Pregnant women with HIV often not given recommended treatment
Women living with HIV who are also pregnant don't always receive recommended antiretroviral medications, according to a recent study of prescribing patterns carried out by a MassGeneral Hospital for Children (MGHfC) researcher in collaboration with other members of the Surveillance Monitoring for ART Toxicities (SMARTT) study of the Pediatric HIV/AIDS Cohort Study (PHACS) network. Few studies, if any, have compared actual prescribing patterns of HIV medications for pregnant women to national treatment guidelines. This study suggests that physicians may be prescribing ahead of the published recommendations, and using drugs or drug combinations they have seen work in the adult population in general.
"We studied, more than 1,500 women and found that 30 percent were prescribed drugs that had insufficient evidence of safety in pregnancy," says Kathleen M. Powis, MD, MPH, investigator in MGHfC's division of Pediatric Global Health and first author of the study, which was published in JAMA Network Open this week.
For the last 25 years, the US Department of Health and Human services Panel on Treatment of HIV-infected Pregnant Women and Prevention of Perinatal Transmission has published Perinatal HIV Treatment Guidelines on prescribing antiretroviral medications (ARVs) during pregnancy. In 1994, the guidelines just addressed the use of zidovudine, then the only drug approved to treat HIV infection. But by 2008 the prescribing guidelines for pregnant women were updated to recommend the use of triple ARVs, regardless of the woman's HIV disease status.
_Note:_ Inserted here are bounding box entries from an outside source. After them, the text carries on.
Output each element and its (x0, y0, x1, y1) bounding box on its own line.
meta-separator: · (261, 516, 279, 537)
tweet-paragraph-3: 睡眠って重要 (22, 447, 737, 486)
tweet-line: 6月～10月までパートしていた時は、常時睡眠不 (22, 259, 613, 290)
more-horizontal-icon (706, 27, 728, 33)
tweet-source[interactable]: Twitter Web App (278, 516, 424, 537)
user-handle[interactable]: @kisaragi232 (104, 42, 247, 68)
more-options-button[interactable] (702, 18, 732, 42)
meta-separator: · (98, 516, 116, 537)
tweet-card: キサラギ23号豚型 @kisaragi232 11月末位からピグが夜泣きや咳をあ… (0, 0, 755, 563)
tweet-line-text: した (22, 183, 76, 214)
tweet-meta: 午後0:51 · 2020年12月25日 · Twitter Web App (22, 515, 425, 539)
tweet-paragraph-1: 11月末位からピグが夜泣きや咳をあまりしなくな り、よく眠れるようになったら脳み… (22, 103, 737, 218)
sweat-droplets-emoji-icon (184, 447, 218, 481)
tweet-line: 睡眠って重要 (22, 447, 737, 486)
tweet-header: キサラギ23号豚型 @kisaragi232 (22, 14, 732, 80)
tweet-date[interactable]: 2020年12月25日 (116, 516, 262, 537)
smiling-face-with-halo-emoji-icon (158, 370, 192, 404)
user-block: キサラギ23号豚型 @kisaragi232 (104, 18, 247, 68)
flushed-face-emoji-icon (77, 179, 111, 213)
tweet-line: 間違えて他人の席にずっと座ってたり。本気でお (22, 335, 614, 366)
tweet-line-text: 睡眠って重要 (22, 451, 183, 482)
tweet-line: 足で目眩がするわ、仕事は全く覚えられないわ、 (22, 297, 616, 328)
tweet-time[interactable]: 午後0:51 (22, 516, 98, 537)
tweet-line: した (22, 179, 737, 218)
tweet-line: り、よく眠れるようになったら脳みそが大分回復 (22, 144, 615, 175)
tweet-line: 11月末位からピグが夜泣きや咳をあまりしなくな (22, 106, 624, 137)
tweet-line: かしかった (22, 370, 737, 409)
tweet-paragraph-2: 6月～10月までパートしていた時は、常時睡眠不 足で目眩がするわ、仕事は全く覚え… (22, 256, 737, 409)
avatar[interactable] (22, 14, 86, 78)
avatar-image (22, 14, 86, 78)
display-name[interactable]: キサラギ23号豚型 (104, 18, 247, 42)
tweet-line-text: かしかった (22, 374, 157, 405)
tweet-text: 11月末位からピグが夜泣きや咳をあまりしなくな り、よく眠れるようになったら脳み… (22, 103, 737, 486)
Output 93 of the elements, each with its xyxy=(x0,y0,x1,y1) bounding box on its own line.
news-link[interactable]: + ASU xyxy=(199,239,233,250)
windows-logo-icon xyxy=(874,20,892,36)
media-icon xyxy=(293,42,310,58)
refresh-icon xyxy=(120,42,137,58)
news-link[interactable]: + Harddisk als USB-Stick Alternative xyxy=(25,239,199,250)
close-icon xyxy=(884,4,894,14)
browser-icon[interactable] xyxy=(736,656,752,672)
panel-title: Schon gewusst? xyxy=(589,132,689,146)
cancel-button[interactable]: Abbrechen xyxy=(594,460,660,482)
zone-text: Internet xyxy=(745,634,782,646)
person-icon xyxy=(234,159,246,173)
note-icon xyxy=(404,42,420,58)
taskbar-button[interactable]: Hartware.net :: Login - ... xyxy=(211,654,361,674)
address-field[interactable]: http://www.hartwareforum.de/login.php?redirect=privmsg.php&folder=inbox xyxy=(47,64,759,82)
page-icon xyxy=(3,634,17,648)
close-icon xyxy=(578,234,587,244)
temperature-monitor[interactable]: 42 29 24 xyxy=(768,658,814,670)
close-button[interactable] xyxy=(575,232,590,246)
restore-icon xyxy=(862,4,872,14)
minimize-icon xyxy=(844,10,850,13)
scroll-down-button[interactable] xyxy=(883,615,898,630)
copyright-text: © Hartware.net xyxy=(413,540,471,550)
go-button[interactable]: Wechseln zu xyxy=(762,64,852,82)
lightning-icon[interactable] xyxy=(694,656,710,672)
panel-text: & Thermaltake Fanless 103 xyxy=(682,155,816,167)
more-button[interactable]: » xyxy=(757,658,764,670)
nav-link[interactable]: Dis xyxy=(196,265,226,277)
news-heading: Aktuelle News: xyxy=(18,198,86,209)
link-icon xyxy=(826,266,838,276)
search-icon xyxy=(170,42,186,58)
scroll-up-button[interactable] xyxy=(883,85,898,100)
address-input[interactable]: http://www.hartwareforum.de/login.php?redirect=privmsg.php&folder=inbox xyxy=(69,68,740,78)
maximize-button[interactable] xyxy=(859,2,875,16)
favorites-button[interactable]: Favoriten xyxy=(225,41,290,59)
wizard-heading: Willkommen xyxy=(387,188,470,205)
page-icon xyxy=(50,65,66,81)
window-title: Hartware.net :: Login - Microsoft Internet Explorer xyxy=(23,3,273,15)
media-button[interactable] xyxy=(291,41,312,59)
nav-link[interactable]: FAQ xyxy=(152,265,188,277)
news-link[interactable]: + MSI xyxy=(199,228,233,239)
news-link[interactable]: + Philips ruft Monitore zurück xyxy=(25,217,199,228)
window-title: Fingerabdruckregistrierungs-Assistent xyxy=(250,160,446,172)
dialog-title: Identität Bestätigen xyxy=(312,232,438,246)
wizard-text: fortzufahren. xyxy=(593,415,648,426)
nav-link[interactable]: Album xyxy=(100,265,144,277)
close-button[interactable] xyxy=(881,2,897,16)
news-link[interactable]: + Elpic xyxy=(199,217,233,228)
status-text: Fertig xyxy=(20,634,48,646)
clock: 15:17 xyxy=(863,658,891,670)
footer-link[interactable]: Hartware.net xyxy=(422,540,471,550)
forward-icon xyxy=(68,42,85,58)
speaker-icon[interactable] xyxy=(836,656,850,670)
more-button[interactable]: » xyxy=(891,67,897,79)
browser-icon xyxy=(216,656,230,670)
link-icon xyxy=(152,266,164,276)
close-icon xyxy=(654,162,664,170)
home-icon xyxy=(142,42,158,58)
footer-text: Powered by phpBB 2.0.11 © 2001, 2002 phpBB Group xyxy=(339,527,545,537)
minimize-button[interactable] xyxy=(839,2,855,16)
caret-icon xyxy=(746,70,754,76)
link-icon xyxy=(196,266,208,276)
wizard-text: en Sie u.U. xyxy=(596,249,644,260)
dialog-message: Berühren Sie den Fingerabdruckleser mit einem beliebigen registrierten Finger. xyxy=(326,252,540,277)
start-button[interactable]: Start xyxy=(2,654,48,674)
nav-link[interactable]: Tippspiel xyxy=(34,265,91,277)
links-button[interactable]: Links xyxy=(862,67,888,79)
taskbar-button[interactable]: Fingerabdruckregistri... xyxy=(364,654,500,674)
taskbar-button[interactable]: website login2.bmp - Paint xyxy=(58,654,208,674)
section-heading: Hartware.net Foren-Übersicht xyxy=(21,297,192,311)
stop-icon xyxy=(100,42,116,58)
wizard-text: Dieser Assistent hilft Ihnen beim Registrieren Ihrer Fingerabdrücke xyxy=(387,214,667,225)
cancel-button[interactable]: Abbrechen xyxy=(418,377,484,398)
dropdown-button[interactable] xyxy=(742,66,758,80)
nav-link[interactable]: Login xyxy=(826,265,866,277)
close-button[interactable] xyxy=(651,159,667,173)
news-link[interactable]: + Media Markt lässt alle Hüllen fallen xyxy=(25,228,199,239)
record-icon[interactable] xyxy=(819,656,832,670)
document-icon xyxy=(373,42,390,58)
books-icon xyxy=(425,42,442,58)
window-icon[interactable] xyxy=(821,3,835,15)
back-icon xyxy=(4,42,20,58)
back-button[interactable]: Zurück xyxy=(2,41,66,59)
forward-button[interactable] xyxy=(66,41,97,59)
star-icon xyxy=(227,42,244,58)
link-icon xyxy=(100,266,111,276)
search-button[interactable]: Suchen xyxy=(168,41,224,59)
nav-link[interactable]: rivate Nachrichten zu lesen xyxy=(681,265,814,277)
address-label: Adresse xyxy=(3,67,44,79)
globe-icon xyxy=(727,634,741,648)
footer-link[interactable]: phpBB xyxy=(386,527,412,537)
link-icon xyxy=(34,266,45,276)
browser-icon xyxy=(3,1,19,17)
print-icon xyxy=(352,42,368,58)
Pregnant women are typically excluded from studies testing newer drugs until safety has been established in nonpregnant adults. As a result, this data is usually some of the last to be collected.
"The guidelines change nearly annually," says Powis, who is also an assistant professor of Pediatrics at Harvard Medical School (HMS). "And a lot of the treatments that doctors are already using simply had 'insufficient data' to recommend their use in pregnant women. But doctors were prescribing them anyway." Since many of these regimens (70%) were eventually recommended for pregnant women, Powis suggests that doctors may be prescribing "ahead of time." That is, they are seeing promising therapeutic results in the general population, and prescribing HIV drug treatment combinations to pregnant women based on that experience, rather than on guidelines.